The Communist Party-run Global Times, a tabloid published by the official People’s Daily known for its often nationalistic slant, noted that many online were comparing the U.S. exit from Kabul to the fall of Saigon and this was "a clearer demonstration of U.S. impotence than the Vietnam War” showing the U.S. was “a paper tiger.” In an editorial, the paper said the speed of the Taliban takeover was "undoubtedly a heavy blow to the U.S’ and "declared the complete failure of U.S. intent to reshape Afghanistan.” "In the meantime, the U.S.’s desperate withdrawal plan shows the unreliability of U.S. commitments to its allies: When its interests require it to abandon allies, Washington will not hesitate to find every excuse to do so,” the paper said.

The paper said China “will indeed view the situation in Afghanistan taking into consideration the stability of its Xinjiang region” but added that security concerns were “exaggerated”. “The People's Liberation Army is heavily deployed around the Wakhan Corridor, a key zone for China's counter-terrorism mission that links China and Afghanistan,” the paper said. One consistent message from Chinese experts, underlined by the paper on Monday, was to state that China “has no will to fill the vacuum the U.S. has left behind in Afghanistan”. The paper quoted Chinese experts as dismissing speculation that China would send troops. “The most China can do is to evacuate Chinese nationals if a massive humanitarian crisis occurs, or to contribute to post-war reconstruction and development, pushing forward projects under the China-proposed Belt and Road Initiative (BRI) when safety and stability are restored in the war-torn country,” the paper said.

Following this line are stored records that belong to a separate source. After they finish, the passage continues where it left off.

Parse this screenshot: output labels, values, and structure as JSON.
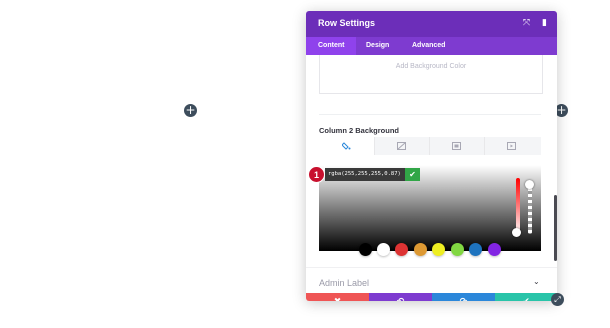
{
  "canvas": {
    "add_left_icon": "+",
    "add_right_icon": "+"
  },
  "modal": {
    "title": "Row Settings",
    "header_icons": {
      "expand": "⤧",
      "sidebar": "▮"
    },
    "tabs": [
      {
        "label": "Content",
        "active": true
      },
      {
        "label": "Design",
        "active": false
      },
      {
        "label": "Advanced",
        "active": false
      }
    ],
    "background_color_placeholder": "Add Background Color",
    "section_label": "Column 2 Background",
    "background_tabs": [
      {
        "name": "color-tab",
        "active": true
      },
      {
        "name": "gradient-tab",
        "active": false
      },
      {
        "name": "image-tab",
        "active": false
      },
      {
        "name": "video-tab",
        "active": false
      }
    ],
    "color_value": "rgba(255,255,255,0.87)",
    "color_ok_icon": "✔",
    "step_number": "1",
    "swatches": [
      "#000000",
      "#ffffff",
      "#dd3333",
      "#dd9933",
      "#eeee22",
      "#81d742",
      "#1e73be",
      "#8224e3"
    ],
    "admin_label": "Admin Label",
    "admin_chevron": "⌄",
    "footer": {
      "cancel_icon": "✖",
      "undo_icon": "↶",
      "redo_icon": "↷",
      "save_icon": "✔",
      "colors": {
        "cancel": "#ef5555",
        "undo": "#7e3bd0",
        "redo": "#2b87da",
        "save": "#29c4a9"
      }
    }
  },
  "resize_icon": "⤢"
}
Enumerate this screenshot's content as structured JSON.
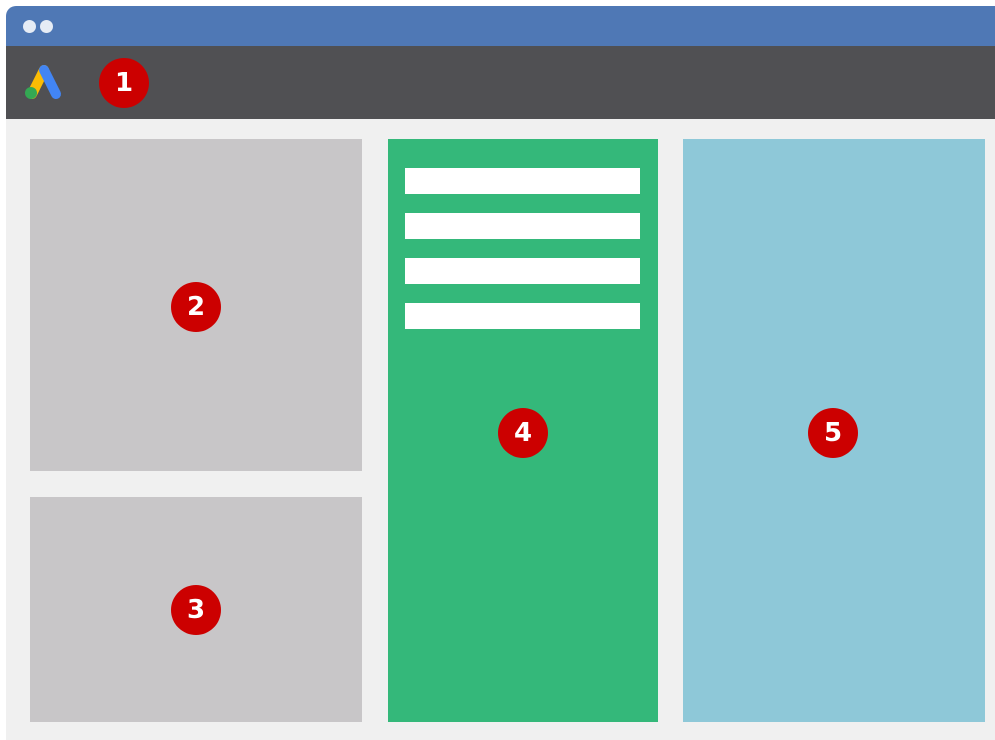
{
  "colors": {
    "titlebar": "#4f78b5",
    "toolbar": "#505053",
    "background": "#f0f0f0",
    "gray_panel": "#c8c6c8",
    "green_panel": "#34b87a",
    "blue_panel": "#8ec8d8",
    "badge": "#cc0000",
    "menu_bar": "#ffffff"
  },
  "window": {
    "controls": [
      "window-dot",
      "window-dot"
    ]
  },
  "toolbar": {
    "logo_icon": "google-ads-logo-icon",
    "marker": "1"
  },
  "panels": {
    "top_left": {
      "marker": "2"
    },
    "bottom_left": {
      "marker": "3"
    },
    "middle": {
      "marker": "4",
      "menu_bar_count": 4
    },
    "right": {
      "marker": "5"
    }
  }
}
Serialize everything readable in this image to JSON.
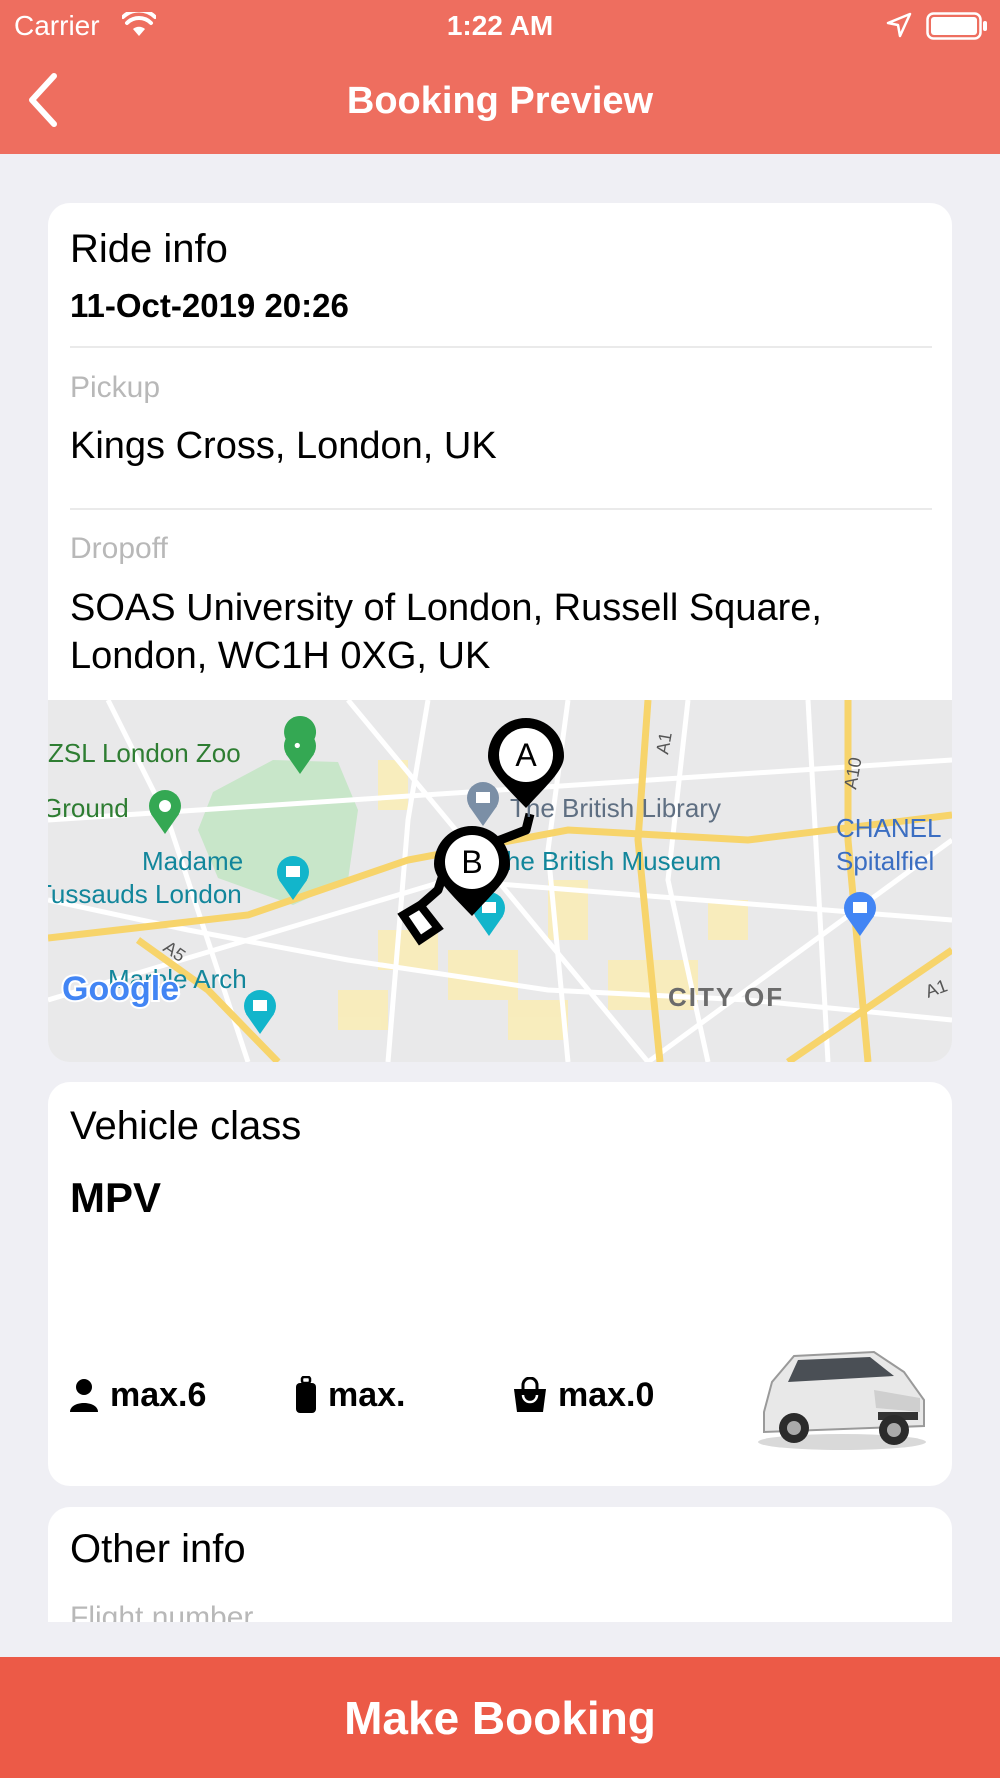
{
  "status_bar": {
    "carrier": "Carrier",
    "time": "1:22 AM"
  },
  "nav": {
    "title": "Booking Preview",
    "back_icon": "chevron-left-icon"
  },
  "ride_info": {
    "heading": "Ride info",
    "datetime": "11-Oct-2019 20:26",
    "pickup_label": "Pickup",
    "pickup_value": "Kings Cross, London, UK",
    "dropoff_label": "Dropoff",
    "dropoff_value": "SOAS University of London, Russell Square, London,  WC1H 0XG, UK"
  },
  "map": {
    "labels": {
      "zoo": "ZSL London Zoo",
      "ground": "Ground",
      "madame_1": "Madame",
      "madame_2": "Tussauds London",
      "british_library": "The British Library",
      "british_museum": "The British Museum",
      "chanel": "CHANEL",
      "spitalfields": "Spitalfiel",
      "marble_arch": "Marble Arch",
      "city_of": "CITY OF",
      "road_a1": "A1",
      "road_a10": "A10",
      "road_a5": "A5",
      "road_a1_b": "A1"
    },
    "marker_a": "A",
    "marker_b": "B",
    "google_logo": "Google"
  },
  "vehicle": {
    "heading": "Vehicle class",
    "name": "MPV",
    "passengers": "max.6",
    "luggage": "max.",
    "bags": "max.0",
    "passengers_icon": "person-icon",
    "luggage_icon": "suitcase-icon",
    "bags_icon": "bag-icon"
  },
  "other_info": {
    "heading": "Other info",
    "flight_label": "Flight number"
  },
  "actions": {
    "make_booking": "Make Booking"
  },
  "colors": {
    "header": "#ee6e5f",
    "button": "#ec5a47",
    "background": "#efeff4"
  }
}
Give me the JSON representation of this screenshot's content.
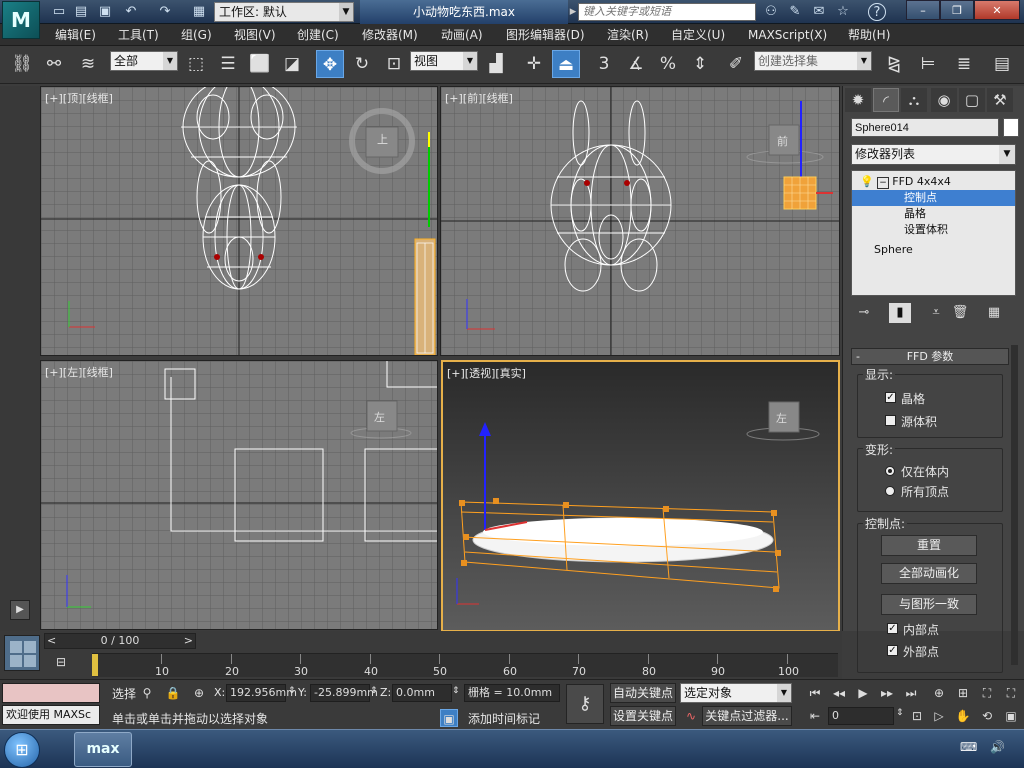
{
  "titlebar": {
    "logo_text": "M",
    "workspace_label": "工作区: 默认",
    "doc_title": "小动物吃东西.max",
    "search_placeholder": "键入关键字或短语",
    "window_buttons": {
      "minimize": "–",
      "restore": "❐",
      "close": "✕"
    }
  },
  "menu": {
    "items": [
      "编辑(E)",
      "工具(T)",
      "组(G)",
      "视图(V)",
      "创建(C)",
      "修改器(M)",
      "动画(A)",
      "图形编辑器(D)",
      "渲染(R)",
      "自定义(U)",
      "MAXScript(X)",
      "帮助(H)"
    ]
  },
  "toolbar": {
    "selection_filter": "全部",
    "ref_coord": "视图",
    "named_selection_placeholder": "创建选择集",
    "snap_label": "3"
  },
  "viewports": {
    "top": {
      "label": "[+][顶][线框]",
      "viewcube": "上"
    },
    "front": {
      "label": "[+][前][线框]",
      "viewcube": "前"
    },
    "left": {
      "label": "[+][左][线框]",
      "viewcube": "左"
    },
    "perspective": {
      "label": "[+][透视][真实]",
      "viewcube": "左"
    }
  },
  "command_panel": {
    "object_name": "Sphere014",
    "modifier_list": "修改器列表",
    "stack": {
      "modifier": "FFD 4x4x4",
      "sub_items": [
        "控制点",
        "晶格",
        "设置体积"
      ],
      "selected_sub": "控制点",
      "base": "Sphere"
    },
    "rollout_title": "FFD 参数",
    "display_group": "显示:",
    "display_lattice": "晶格",
    "display_source_volume": "源体积",
    "deform_group": "变形:",
    "deform_inside": "仅在体内",
    "deform_all": "所有顶点",
    "cp_group": "控制点:",
    "btn_reset": "重置",
    "btn_animate_all": "全部动画化",
    "btn_conform": "与图形一致",
    "cb_inside": "内部点",
    "cb_outside": "外部点"
  },
  "timeline": {
    "slider": "0 / 100",
    "ticks": [
      "10",
      "20",
      "30",
      "40",
      "50",
      "60",
      "70",
      "80",
      "90",
      "100"
    ]
  },
  "status": {
    "maxscript_label": "欢迎使用 MAXSc",
    "select_label": "选择",
    "x_label": "X:",
    "x_value": "192.956mm",
    "y_label": "Y:",
    "y_value": "-25.899mm",
    "z_label": "Z:",
    "z_value": "0.0mm",
    "grid_label": "栅格 = 10.0mm",
    "prompt": "单击或单击并拖动以选择对象",
    "add_time_tag": "添加时间标记",
    "auto_key": "自动关键点",
    "set_key": "设置关键点",
    "key_mode": "选定对象",
    "key_filters": "关键点过滤器...",
    "frame_value": "0"
  },
  "taskbar": {
    "app_label": "max"
  }
}
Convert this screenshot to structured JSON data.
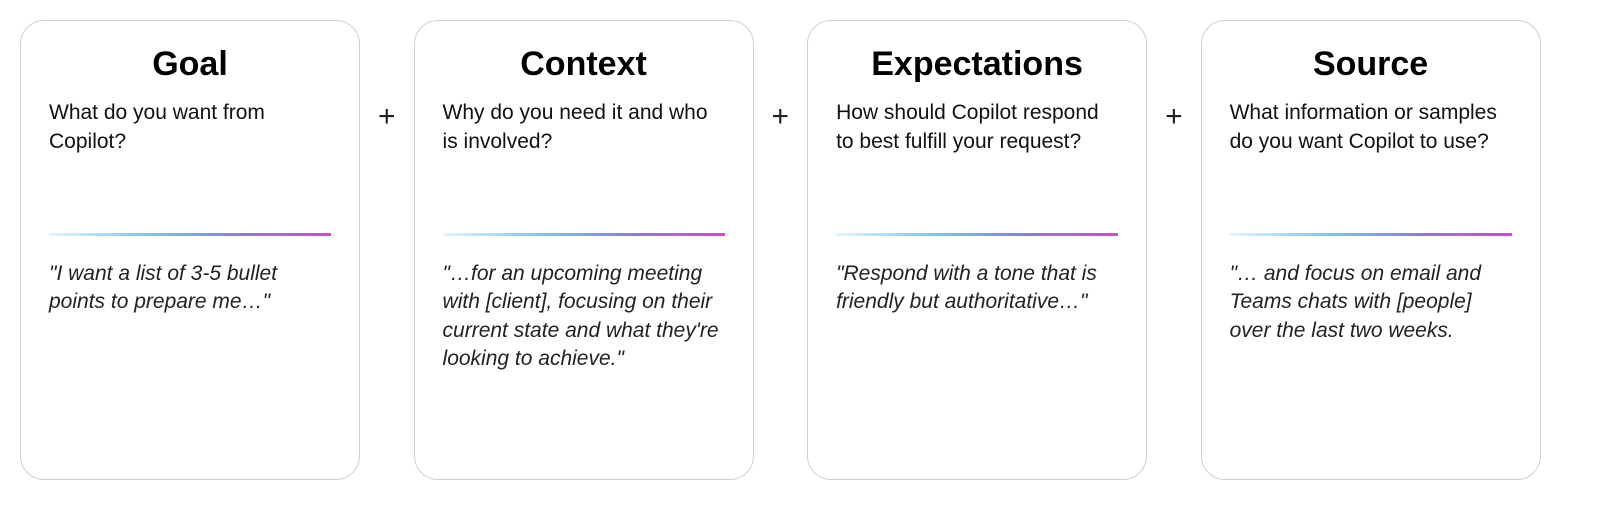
{
  "cards": [
    {
      "title": "Goal",
      "question": "What do you want from Copilot?",
      "example": "\"I want a list of 3-5 bullet points to prepare me…\""
    },
    {
      "title": "Context",
      "question": "Why do you need it and who is involved?",
      "example": "\"…for an upcoming meeting with [client], focusing on their current state and what they're looking to achieve.\""
    },
    {
      "title": "Expectations",
      "question": "How should Copilot respond to best fulfill your request?",
      "example": "\"Respond with a tone that is friendly but authoritative…\""
    },
    {
      "title": "Source",
      "question": "What information or samples do you want Copilot to use?",
      "example": "\"… and focus on email and Teams chats with [people] over the last two weeks."
    }
  ],
  "separator": "+"
}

China had in late July hosted a Taliban delegation, led by Abdul Ghani Baradar who was at the time heading its political office in Doha and is now expected to take up a prominent role in the new dispensation. Foreign Minister Wang Yi told the delegation China hoped the outfit would "make a clean break with all terrorist organisations including ETIM”, while Beijing has offered continued economic support and to extend the China Pakistan Economic Corridor (CPEC) to the country. Mr. Wang had hosted his Pakistani counterpart, Shah Mahmood Qureshi, days before the Taliban delegation’s visit and the “all weather” allies then outlined “a joint action” plan to coordinate their strategies in Afghanistan.